Долг есть долг, и Биллу пришлось на некоторое время отвлечься от Кисы.
– А ты, Ухуру? Что ты такого натворил?
– В обвинительном заключении было написано, что я взорвал сиротский приют, – с широкой улыбкой ответил тот. – Ужасно люблю баловаться с порохом.
– С порохом? – переспросил Билл, взглянув на мускулистые руки рослого негра. – Приют? Вместе с детишками и всем прочим?
– Это мне пришили, – сказал Ухуру. – На самом деле я случайно уронил самодельную шутиху в выгребную яму офицерского сортира. Взрыв получился отменный, но никаких сирот поблизости не было, только дерьмо полетело да один лейтенант перепугался до полусмерти.
– А ты, Рэмбетта?
– Говорят, я представляю опасность для общества – подумать только! И все по недоразумению, из-за сущей мелочи.
– По недоразумению?
– Один сержант пригласил меня с ним пообедать. «Как романтично», – подумала я, ведь я была так молода и невинна. Он обнимал меня, осыпал поцелуями мои нежные губы, гладил меня по… ну, в общем, в этом роде. Сгорая от стыда и трепеща от робости, я пригрозила, что, если он не перестанет, я ему кое-что отрежу. Он немного испугался, но не перестал, и пришлось мне положить этому конец. Он и в больнице-то пролежал всего каких-то два месяца. Я не виновата, ведь это была самозащита. Стоило поднимать шум из-за такого пустяка!
– Пожалуй, не стоило, – согласился Билл. – Ларри, а ты?
– Спроси у Моу.
– Моу?
– Спроси у Кэрли.
– Кэрли?
– Я ничего не знаю. А знал бы что-нибудь, свалил бы на Ларри. Или на Моу. Насколько мне известно, никто из нас ни в чем не виноват, просто нам не повезло. Конечно, я могу говорить только за себя. Не помню, чтобы мы трое когда-нибудь были одинакового мнения, не важно о чем. Ларри туп как бревно, а Моу – позорное пятно на нашем родословном древе.

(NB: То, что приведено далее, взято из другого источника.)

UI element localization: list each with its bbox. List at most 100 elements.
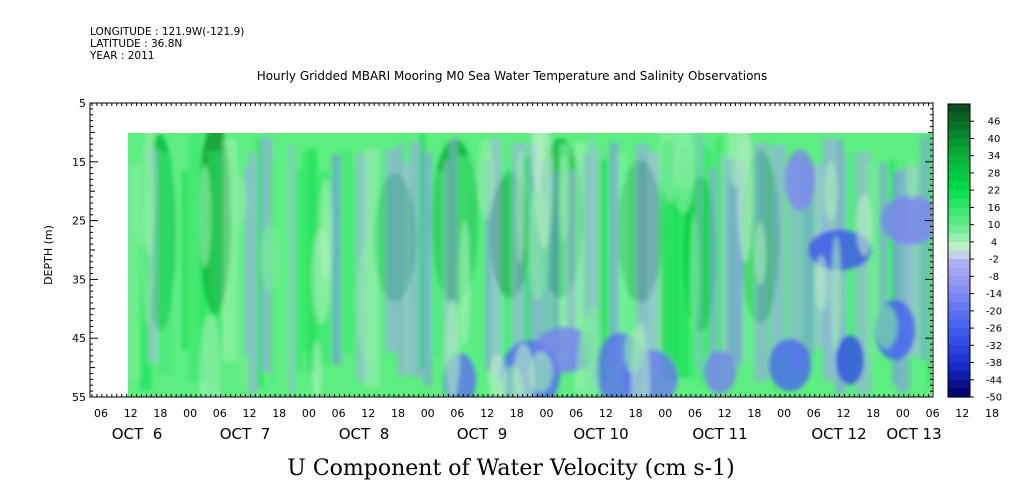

– Похоже, что все это не такие уж серьезные нарушения, – сказал Билл. – Если это вообще нарушения. Думаю, что никаких осложнений в этом рейсе у нас не будет. Нужно только всем вести себя паиньками до самой беты Дракона. Вот и все.
Пес Рыгай всей своей тяжестью прислонился к здоровой ноге Билла и издал неприличный звук. Билл машинально погладил его вонючую голову, но тут же отдернул руку и вытер пальцы о штанину.